It’s time to choose between the future and the past – M’membe Featured
ON AUGUST 12, Zambians will face a stark choice: a choice between the future and the past, Socialist Party president Fred M’membe has said.
“Today the case I put before the Zambian people is that if we are to secure the future for our children, for our communities and for our nation, the government of Zambia must now change in a real and revolutionary sense,” he said.
“The neoliberal, capitalist policies being pursued and advanced by our opponents belong to the past. Socialism is the future and we must build it now. After a decade in power, the PF has lost touch with the poor and working people. It no longer understands what fairness, justice, equity and peace actually mean. It simply doesn’t understand the new challenges we face, now, and in the future.”
In a statement ahead of the party’s official campaign launch, Dr M’membe spelled out some of the challenges Zambia was facing.
“One challenge is to revolutionise our hospitals and make health services free and socialised. And above all, there is the challenge to transform our education system and make it free and socialised,” he said.
“The PF has no plans for the future because it’s not going to be there to deal with the challenges of the future. It is being sent to the wire on August 12.
“The way forward for Zambia is to elect a revolutionary party and president with progressive ideas to meet the challenges of the future, a new president and government that understand and respect the values upon which our independence struggle was fought.”
Dr M’membe said those values were honesty, equity, humility and solidarity.
“We need to build a Zambia anchored on justice, equity and peace. We need a nation where there’s decency, fairness and respect,” he said. “You can’t have a plan for Zambia’s future if you have lost sight of such basic values. For us socialists, these values are in our DNA.”
Dr M’membe said Zambia needed a new leadership with fresh ideas for the future. “With barely three months to go in this election campaign, the PF government has put forward no real new ideas for the future. It has run out ideas. It has clearly run out of energy. And it has run out of time.
“The Socialist Party is offering new leadership with a plan for the future, and however many words and however much money the PF may yet throw at these longstanding challenges over the next 11 weeks, it is just not going to be real. The truth is, it’s all just too late to be believable.”
Dr M’membe said nation-building required vision. “And the cornerstone of our vision for Zambia’s future is an education revolution. We believe passionately in the power of education,” he said. “We believe education is the engine room of equity and the engine room of the economy. I would not be standing as a presidential candidate today were it not for the encouragement and instruction provided to me by the teachers who shaped my life. They made it possible for a child like me from Lubemba and Bulozi to finish school, go to university and be here today seeking to lead our nation into the future.
“I know the difference a great education can make. Our vision for Zambia is to build a very good education system so we produce an innovative, skilled and well-trained workforce.”

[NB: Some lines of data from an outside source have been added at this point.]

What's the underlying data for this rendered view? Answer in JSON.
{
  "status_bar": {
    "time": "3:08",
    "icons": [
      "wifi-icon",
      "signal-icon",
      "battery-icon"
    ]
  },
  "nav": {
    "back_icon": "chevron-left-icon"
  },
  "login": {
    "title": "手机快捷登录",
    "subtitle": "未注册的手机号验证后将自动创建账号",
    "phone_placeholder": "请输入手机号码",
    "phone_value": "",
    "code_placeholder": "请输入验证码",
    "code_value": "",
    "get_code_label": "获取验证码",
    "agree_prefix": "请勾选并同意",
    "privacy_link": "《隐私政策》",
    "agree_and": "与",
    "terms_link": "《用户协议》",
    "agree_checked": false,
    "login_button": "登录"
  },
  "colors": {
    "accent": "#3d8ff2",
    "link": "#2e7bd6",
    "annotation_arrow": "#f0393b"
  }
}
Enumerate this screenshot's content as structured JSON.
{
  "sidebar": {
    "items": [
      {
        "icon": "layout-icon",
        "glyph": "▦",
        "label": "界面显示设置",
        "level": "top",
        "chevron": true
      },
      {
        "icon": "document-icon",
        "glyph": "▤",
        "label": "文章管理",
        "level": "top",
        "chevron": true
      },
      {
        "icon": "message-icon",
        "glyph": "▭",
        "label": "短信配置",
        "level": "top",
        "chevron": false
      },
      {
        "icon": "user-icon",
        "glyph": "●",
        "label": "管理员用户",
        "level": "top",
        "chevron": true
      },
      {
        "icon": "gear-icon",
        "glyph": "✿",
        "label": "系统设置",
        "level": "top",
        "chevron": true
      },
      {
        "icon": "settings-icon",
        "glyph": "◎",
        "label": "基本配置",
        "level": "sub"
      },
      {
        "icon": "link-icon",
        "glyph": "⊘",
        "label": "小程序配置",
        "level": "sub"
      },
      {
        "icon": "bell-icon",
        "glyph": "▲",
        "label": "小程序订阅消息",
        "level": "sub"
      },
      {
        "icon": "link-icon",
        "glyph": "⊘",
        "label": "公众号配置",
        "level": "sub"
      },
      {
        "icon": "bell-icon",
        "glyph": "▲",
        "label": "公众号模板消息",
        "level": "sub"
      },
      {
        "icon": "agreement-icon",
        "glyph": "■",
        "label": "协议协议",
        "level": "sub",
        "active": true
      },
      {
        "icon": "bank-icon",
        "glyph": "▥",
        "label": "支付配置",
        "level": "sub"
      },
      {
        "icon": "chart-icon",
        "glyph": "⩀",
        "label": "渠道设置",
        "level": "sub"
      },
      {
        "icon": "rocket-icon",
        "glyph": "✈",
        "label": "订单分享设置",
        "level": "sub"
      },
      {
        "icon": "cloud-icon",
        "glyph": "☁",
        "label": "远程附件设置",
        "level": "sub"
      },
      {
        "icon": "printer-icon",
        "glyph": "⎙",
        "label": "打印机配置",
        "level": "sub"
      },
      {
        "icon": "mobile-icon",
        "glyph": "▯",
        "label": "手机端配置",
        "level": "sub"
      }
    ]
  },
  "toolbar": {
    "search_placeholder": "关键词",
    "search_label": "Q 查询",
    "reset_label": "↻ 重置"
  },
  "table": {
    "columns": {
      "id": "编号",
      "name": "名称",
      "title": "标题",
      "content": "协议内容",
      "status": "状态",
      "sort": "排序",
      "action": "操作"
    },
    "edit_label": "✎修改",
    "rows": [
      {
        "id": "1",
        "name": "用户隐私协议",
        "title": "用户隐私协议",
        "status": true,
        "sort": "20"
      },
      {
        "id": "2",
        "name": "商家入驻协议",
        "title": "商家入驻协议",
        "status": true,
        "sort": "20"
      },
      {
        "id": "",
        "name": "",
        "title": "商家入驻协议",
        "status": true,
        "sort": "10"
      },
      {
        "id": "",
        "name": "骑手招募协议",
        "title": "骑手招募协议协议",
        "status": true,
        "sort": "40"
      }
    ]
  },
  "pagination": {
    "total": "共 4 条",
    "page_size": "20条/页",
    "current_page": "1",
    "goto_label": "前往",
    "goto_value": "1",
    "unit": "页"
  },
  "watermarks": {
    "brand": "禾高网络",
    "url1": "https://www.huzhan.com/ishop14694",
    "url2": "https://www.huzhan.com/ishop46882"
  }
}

Dr M’membe said the economies competing against Zambia were making huge investments in education. “They know that knowledge-intensive economies will be the wealthiest economies of the future. We must take decisive action now,” he said. “We need nothing less than an education revolution now to improve radically the performance of the education system. Universities are critical to the education revolution that Zambia so urgently needs. Undoing the damage this government has done to our universities will not be easy. But this challenge begins today.
“Zambia cannot be put on the path of a knowledge economy if we do not help our universities attract and retain our best scientists, innovators and researchers into the future.”
Dr M’membe said he was approaching the election “with a passionate commitment to Zambia’s future”.
“The values I bring to leadership are the values instilled in me by my strong Bemba royal upbringing,” he said. “They are also the values that are intrinsic to this revolutionary party. I understand that life is sometimes harsh, but I believe that as a people we have a responsibility that when one of us falls down we must help to lift them back up. That’s what decency and fairness is all about.
“Another thing I have learnt is the absolute value of hard work, of not being wasteful, and the importance of planning for the future. For me, these are enduring values. And these are the values that, as president, I would bring to our nation’s challenges.
“The nation now needs new leadership for the future. The nation now wants new leadership for the future. And today, I am ready to deliver that new leadership for Zambia’s future.”